During one of his sociology classes in Ahamdu Bello University, Zaria, Prof Femi Odekunle, accosted a female student all clad in niqab-a kind of covering used by Muslim women that leaves unexposed all their body including the face. Typical of the Prof to speak out his uneasiness no matter whose ox is gored. He goes thus -’Hey, I don’t know whether to call you a man or a woman, but I sincerely think you should leave your face open so that I know who I’m teaching -as it is unfair to see my face and I can’t see yours. Please, I can’t have a masquerade as my student!
The classroom went cold with eerie silence, fear pervaded the class as the lady stormed out and went straight to mobilise her Muslim Students Society members. The class ended and students hung around awaiting in apprehension, the fate of the Prof in the hands of the dreaded MSS members.
Expectedly, they arrived in a bus load and headed to the Prof’s office chanting Allahu Arkbar! Odekunle was informed, he had visitors and with all the confidence in the world, the man went to them and joined them to invoke the greatness of Allah. He asked about six of them to follow him to his office since his office couldn’t take all the angered soldiers of God.

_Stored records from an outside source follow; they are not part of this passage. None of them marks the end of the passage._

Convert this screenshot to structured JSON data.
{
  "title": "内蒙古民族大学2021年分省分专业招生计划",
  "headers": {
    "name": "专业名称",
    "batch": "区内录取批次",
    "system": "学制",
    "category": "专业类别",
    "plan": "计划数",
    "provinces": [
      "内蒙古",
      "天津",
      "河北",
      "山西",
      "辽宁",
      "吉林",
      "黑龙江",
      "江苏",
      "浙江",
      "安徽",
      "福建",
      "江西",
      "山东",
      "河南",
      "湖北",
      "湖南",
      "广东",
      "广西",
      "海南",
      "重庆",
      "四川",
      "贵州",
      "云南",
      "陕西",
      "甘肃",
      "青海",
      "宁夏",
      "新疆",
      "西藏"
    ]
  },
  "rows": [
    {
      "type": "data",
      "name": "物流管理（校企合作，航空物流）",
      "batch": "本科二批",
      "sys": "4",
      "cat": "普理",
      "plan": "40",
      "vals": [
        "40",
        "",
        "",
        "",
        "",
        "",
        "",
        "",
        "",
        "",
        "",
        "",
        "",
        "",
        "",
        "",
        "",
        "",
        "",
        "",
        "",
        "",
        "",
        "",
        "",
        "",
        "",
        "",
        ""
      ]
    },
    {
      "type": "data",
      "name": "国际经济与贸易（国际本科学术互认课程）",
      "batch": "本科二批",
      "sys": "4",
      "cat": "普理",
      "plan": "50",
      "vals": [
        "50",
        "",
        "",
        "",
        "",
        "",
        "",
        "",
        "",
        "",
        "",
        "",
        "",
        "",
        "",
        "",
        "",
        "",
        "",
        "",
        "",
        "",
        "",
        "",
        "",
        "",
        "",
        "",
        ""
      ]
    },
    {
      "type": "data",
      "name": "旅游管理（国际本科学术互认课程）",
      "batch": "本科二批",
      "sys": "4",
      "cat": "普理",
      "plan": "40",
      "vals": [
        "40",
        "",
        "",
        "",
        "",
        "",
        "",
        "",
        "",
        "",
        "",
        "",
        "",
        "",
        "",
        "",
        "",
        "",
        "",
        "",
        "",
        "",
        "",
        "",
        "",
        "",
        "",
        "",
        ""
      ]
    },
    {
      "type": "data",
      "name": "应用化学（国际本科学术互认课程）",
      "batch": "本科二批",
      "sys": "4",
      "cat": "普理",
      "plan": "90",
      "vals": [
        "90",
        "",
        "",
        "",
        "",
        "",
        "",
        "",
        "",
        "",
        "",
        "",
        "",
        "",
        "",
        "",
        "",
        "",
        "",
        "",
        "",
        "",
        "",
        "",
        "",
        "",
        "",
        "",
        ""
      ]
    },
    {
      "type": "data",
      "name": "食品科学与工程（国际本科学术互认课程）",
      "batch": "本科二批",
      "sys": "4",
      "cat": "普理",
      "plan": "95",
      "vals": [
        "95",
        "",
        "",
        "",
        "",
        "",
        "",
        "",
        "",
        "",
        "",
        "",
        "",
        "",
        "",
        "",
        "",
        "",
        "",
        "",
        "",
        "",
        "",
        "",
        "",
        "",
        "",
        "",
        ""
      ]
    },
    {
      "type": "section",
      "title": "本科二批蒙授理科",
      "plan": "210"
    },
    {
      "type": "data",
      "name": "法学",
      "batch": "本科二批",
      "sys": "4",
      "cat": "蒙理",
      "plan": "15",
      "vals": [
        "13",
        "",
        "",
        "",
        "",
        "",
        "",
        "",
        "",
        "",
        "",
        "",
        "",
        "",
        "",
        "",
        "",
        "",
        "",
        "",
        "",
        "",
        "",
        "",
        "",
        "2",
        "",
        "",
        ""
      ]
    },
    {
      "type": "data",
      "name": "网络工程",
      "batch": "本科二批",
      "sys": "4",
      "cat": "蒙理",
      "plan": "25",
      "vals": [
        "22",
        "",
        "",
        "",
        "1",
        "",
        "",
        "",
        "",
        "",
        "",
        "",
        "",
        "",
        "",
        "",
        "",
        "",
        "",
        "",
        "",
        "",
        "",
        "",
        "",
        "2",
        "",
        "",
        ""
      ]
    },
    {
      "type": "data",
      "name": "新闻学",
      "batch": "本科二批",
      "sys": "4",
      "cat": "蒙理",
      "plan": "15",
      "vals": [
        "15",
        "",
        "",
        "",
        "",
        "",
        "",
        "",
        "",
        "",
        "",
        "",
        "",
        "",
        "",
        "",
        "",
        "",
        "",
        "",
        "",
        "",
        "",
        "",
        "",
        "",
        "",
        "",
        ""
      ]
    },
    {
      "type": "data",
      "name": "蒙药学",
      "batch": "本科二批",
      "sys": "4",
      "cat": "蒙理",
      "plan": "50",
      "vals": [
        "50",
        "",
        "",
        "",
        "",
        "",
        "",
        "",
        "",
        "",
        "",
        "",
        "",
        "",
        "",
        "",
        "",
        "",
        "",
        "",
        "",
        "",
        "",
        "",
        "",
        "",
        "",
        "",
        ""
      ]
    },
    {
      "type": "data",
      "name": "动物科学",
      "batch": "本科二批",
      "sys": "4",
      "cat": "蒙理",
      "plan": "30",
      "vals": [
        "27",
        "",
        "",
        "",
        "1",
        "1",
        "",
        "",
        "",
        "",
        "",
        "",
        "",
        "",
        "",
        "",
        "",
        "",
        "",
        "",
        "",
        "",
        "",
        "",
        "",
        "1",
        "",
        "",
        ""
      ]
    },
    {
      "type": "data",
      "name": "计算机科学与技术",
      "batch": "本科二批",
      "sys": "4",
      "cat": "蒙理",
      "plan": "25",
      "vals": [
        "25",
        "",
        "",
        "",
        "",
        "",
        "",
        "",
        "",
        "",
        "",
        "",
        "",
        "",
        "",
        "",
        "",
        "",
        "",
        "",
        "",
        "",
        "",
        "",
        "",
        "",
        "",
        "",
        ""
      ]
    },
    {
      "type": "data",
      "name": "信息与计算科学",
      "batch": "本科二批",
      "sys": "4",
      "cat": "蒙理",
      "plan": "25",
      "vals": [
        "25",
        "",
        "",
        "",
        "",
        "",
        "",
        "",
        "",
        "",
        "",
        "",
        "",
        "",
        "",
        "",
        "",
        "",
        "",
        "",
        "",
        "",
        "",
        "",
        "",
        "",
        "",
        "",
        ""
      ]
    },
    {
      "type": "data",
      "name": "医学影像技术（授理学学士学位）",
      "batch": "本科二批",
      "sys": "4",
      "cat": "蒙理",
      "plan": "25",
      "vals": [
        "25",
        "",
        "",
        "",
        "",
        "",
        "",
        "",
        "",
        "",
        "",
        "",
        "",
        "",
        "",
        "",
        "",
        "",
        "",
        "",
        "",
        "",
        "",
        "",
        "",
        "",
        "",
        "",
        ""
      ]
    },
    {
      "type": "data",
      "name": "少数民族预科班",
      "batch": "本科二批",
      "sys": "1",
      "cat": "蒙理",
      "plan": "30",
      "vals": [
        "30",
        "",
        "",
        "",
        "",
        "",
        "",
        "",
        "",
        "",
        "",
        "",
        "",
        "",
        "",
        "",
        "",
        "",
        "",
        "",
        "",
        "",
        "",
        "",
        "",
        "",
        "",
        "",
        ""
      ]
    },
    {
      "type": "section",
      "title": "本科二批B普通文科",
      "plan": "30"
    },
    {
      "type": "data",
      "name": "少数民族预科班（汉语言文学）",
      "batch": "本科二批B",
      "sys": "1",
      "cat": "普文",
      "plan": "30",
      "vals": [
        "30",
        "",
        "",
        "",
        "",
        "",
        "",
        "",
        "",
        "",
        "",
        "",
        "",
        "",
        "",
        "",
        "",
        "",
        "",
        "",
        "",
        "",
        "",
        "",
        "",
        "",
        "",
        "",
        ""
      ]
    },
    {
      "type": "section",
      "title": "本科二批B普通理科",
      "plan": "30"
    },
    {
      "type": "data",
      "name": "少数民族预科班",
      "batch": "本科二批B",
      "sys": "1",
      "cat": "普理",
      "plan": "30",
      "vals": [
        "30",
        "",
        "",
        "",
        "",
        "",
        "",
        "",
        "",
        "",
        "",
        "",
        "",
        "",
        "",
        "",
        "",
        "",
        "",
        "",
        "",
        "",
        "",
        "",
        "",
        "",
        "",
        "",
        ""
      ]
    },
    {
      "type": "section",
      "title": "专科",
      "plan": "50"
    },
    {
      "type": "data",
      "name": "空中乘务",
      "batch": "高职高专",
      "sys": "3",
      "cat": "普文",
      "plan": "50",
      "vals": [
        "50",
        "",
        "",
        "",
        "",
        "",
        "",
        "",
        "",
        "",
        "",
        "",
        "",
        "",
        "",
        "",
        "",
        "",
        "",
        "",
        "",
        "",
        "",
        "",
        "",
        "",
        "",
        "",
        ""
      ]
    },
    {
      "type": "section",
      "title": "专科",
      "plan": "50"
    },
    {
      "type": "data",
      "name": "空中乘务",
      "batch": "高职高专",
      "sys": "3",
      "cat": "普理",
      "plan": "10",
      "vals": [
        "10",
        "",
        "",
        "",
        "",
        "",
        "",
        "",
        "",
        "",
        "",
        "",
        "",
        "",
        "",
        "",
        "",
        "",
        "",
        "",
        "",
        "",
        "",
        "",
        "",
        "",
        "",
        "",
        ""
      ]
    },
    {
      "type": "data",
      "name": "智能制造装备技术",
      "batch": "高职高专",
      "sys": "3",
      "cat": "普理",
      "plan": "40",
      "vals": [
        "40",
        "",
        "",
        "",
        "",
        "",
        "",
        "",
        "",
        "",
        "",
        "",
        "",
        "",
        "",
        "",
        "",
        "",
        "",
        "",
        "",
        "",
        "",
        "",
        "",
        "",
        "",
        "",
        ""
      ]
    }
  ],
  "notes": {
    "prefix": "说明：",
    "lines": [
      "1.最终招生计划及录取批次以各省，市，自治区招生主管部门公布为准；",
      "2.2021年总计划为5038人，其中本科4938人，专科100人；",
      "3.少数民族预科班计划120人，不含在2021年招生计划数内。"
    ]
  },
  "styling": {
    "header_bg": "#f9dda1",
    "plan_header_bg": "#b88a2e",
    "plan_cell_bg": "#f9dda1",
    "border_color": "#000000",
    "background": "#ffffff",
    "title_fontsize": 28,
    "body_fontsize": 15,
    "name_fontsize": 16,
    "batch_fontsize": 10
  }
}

In his office, it was gathered that he offered them his lunch, even though they rejected, but he succeeded in weakening their resolve. That was when he asked them if they would allow a hooded stranger whom they have never seen his face or known before, enter their houses. In unison, they echoed in the negative – then he lectured them on the in appropriateness of hosting a covered face in a class. He argued that if the lady must wear her niqab- she should as a matter of responsiveness, give a clue to her identity as anyone could dress like her and even impersonate her during exams. Reasons prevailed over dogmatism as logic became their defining compromise.
By the time the MSS representatives were coming out-it was a psychologically subdued folks who were welcomed by the other members outside. Using the trick of wisdom and discipline, the professor averted what would have been a tragedy in Zaria, that day.
This scenario brings me to the crux of my intervention on the Biafra issue. I still maintained that the agitators for Biafra have the constitutional right to seek for self-independence provided it is done within the limit of law and civility. I expect the governors of the Southeast to identify with the agitators, share their feelings and then reassure them on government’s effort to address whatever ill feelings they have. But trust our lethargic leaders – they saw that as inconsequential thus giving Nnamdi Kanu the platform to indoctrinate the Igbo youths towards the negative. A leader that cannot identify with his people has failed as a leader.
The Army also once demonstrated the Odekunle factor when they had that ugly confrontation with the Shiites movement in Zaria-even though that dialogue attempt failed, at least, they tried to identified with belligerent guys first.
This model would have been used in the early days of the deadly Boko Haram insurgency when, instead of bathing them with the water of bullets, they should have been engaged in dialogue where compromises can be reached. There is nothing that cannot be achieved on the table of dialogue regardless of the lethal provocation. Leaders in the north lost the opportunity to nip this monster in the bud and ever since, it has been rains of sorrow.
Lack of emotional intelligence and sincerity of purpose, led to the creation of the boko haram monster and since then we haven’t had a peaceful sleep. Had the authorities deployed dialogue, carrot and stick approach, give and take measurements, the boko haram debacle would not have degenerated to this frightening reality.
There is nothing compromise wouldn’t fetch a society in desire of development. We should have employed the Odekunle model in handling the haram impasse.
The Odekunle factor can therefore be likened to the biblical injunction that prescribed giving the second side when slapped from the other side. In life, sometimes, common sense can give you consistent triumph instead of strength.